The move gives DNF a new weapon with which to accelerate its iSCSI development aspirations toward larger enterprise deployments, and brings a broader cache of backup and Fibre Channel SAN (storage area network) optimization capabilities under its hood.
StoneFly Networks will act as a wholly owned subsidiary of DNF.
The company will be primarily responsible for pushing its business outside U.S. borders and expanding its turnkey iSCSI product line beyond entry-level and midrange offerings to include heftier SANs capable of scaling up to 100 terabytes, according to Mo Tahmasebi, president and CEO of DNF, based in Hayward, Calif.
Tahmasebi said he will operate as president and CEO of both DNF and StoneFly. StoneFlys current director of operations, Dennis Hergert, will stay on and run DNFs new storage division, which will remain at its San Diego facilities.
Demand for iSCSI is heating up as enterprises and even SMBs (small to midsize businesses) are building up their SAN deployments and want to enable data transfers and remote backups, as well as more easily manage their storage over longer distances at lower price points.
According to IT research firm IDC, based in Framingham, Mass., the iSCSI storage systems market will grow from $119 million in 204 to $4.7 billion by 2009.
DNF made a small investment in StoneFly last December, but at the time Tahmasebi deemed the joint venture to simply be a strong partnership.

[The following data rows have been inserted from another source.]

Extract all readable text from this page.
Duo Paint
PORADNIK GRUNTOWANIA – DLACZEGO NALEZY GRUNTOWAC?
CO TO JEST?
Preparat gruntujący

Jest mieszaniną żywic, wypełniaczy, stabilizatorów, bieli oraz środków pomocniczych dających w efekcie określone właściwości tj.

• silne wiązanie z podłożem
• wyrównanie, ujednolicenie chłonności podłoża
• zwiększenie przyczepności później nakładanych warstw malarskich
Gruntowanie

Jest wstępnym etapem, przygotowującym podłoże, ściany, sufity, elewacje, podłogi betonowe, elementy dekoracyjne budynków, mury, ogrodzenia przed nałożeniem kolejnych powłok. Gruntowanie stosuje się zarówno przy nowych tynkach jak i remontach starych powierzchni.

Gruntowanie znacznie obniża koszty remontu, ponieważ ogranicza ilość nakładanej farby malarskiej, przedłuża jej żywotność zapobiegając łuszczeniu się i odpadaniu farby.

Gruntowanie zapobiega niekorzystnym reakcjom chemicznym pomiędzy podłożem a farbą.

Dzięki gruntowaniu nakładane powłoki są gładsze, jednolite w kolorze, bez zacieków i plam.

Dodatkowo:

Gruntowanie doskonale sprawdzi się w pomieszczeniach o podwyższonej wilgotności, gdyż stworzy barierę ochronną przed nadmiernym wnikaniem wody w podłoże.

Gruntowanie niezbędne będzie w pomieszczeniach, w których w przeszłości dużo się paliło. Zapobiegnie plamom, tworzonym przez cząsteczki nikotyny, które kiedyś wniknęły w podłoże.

However, the acquisition officially answers any lingering questions of whether or when StoneFly would fall completely under DNF ownership.
Raising $34 million in funding over the last five years, StoneFly has struggled over the last 24 months to find additional funding to keep pace with large-scale storage vendors slowly encroaching on the iSCSI support arena or niche iSCSI competitors such as EqualLogic and Lefthand Networks.
Backed by its DataStor, FlexStor and StorBank storage products, DNFs technology portfolio includes SAN, NAS (network-attached storage), RAID, backup and iSCSI systems.
The organization began its existence in 1989 as a U.S. subsidiary of CSK Electronics, a Japanese IT company. CSK Electronics refined its strategy for DNF in 1998 by turning the hardware division toward storage. Less than a year later DNF was spun off as an independent, privately held company.